いや。あるいは、それも信頼の表れなのか───

 

 「─────────?」

 

 了解、と言おうとしたジンの動きが止まる。

 す、と彼は構えを解くと、顔を上に向けてキョロキョロと周囲を見回した。

 

 「……おい、どうした?」

 

 リョウの怪訝そうな呼び掛けも聞こえていない。

 耳を動かして鼻を鳴らし、ここにはない何かの存在を疑っている。

 そして彼の目線は遠くの一点を見つめて止まり、その瞳が何かを凝視するように(すが)め───

 

 「──────ッッ!!!」

 

 「!? ジン!?」

 

 リョウの指示を全て無視して、彼は全力で走り出した。

 逃走とも違う意図の読めない突然の行動に戸惑う4人だが、既に遠くに走り去っている呼び止めている暇がない。

 やむ無くブラッド隊は仲間を1人欠いた状態でアラガミの群と戦うこととなった。

 

 現段階で発生している、もう1つの非常事態。

 それに気付いたのは、まだ旺神ジンだけだった。

 

 

◇◇◇

 

 

 「………かなり波長が不安定だね。現地からハンニバルって確認が取れなきゃ信じられないデータだよ。いったいどんな姿してるんだろ……」

 

 ベースキャンプにいる楠リッカは、自分の役割として計器とにらめっこしていた。

 

 「ここまで数値がメチャクチャだと、もうアラガミとしての体を為してるかすら怪しくなってくる………人間で言えば脳波が狂いまくってるのと同じ。形態の維持どころか、そもそも生命活動すら不可能なはず。
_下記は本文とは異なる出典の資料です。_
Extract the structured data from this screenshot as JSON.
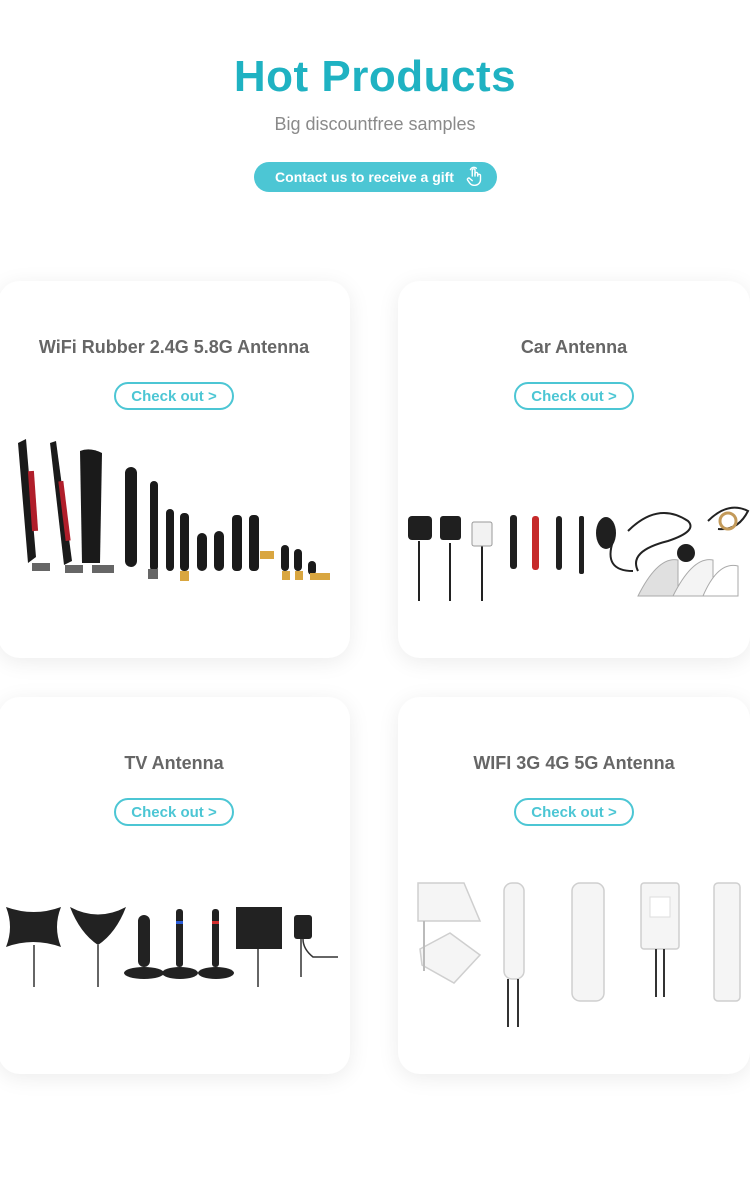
{
  "header": {
    "title": "Hot Products",
    "subtitle": "Big discountfree samples",
    "cta_label": "Contact us to receive a gift",
    "cta_icon": "hand-pointer-icon"
  },
  "cards": [
    {
      "title": "WiFi Rubber 2.4G 5.8G Antenna",
      "button": "Check out >"
    },
    {
      "title": "Car Antenna",
      "button": "Check out >"
    },
    {
      "title": "TV Antenna",
      "button": "Check out >"
    },
    {
      "title": "WIFI 3G 4G 5G Antenna",
      "button": "Check out >"
    }
  ],
  "colors": {
    "accent": "#1fb2c2",
    "button": "#4cc6d4",
    "text": "#666666"
  }
}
 そこをゴリ押すなんて気合いや根性とかの問題じゃない」

 

 記録を取りながらリッカは呟き続ける。

 頭の中だけで思うのではない。独り言として外側にアウトプットすることで意識に形を与え、よりハッキリと思考の筋道を構築していく。

 

 「そう、何か。何かがあるはず。不安定なものを不安定なりに、強引にでも稼働させ続けるエンジン……いや、エンジンを支えている、『ペースメーカーのような何か』が。けどもちろん機械な訳がないし……」

 

 す、と彼女の目が静かに細くなる。

 

 

 「………暴れるコアに方向性を与える思考能力………『意思』を備えた、『何か』………」

 

 

 その時、フッ、とテント全体の光量が減った。

 太陽に雲がかかったかなと意識の隅で考えたリッカだが、今はそんな事を気にしている場合ではない。

 

 直後。

 ズンッッッッ!!!!と、激甚な地響きがリッカを襲った。

 

 尻餅をついて転んだ彼女が、何が起きたと慌ててテントの外に出る。

 まず最初に感じたのは、光量の落ちた周囲の景色。

 大きくうねる息遣い。低く轟く唸り声。

 それが聞こえる方向に、リッカは反射的にそちらを向いて────そして、思考が停止した。

 調査の結果『アラガミの侵入経路には無い』とされた、小さな岩場の谷間に拵えたベースキャンプ。

 それを跨ぐように、幾つもの眼がリッカを見ていた。

 

 巨躯。泰山。

 通常のサイズよりも倍近く巨大なウロヴォロスが、小さな溝を覗くように岩場の谷間に鎮座していた。

 

 ────なぜ?どこから?

 そんな当たり前の疑問すら浮かばない程に凍り付いた彼女の思考は、バラリと解け始めた霊木のように太い混沌の腕を見てようやく本来の役割を思い出す。

 

 全力で後ろに走り出すと同時、何本もの触手が地面から飛び出してきた。

 一瞬先までリッカがいた空間が恐ろしい力で貫かれていく。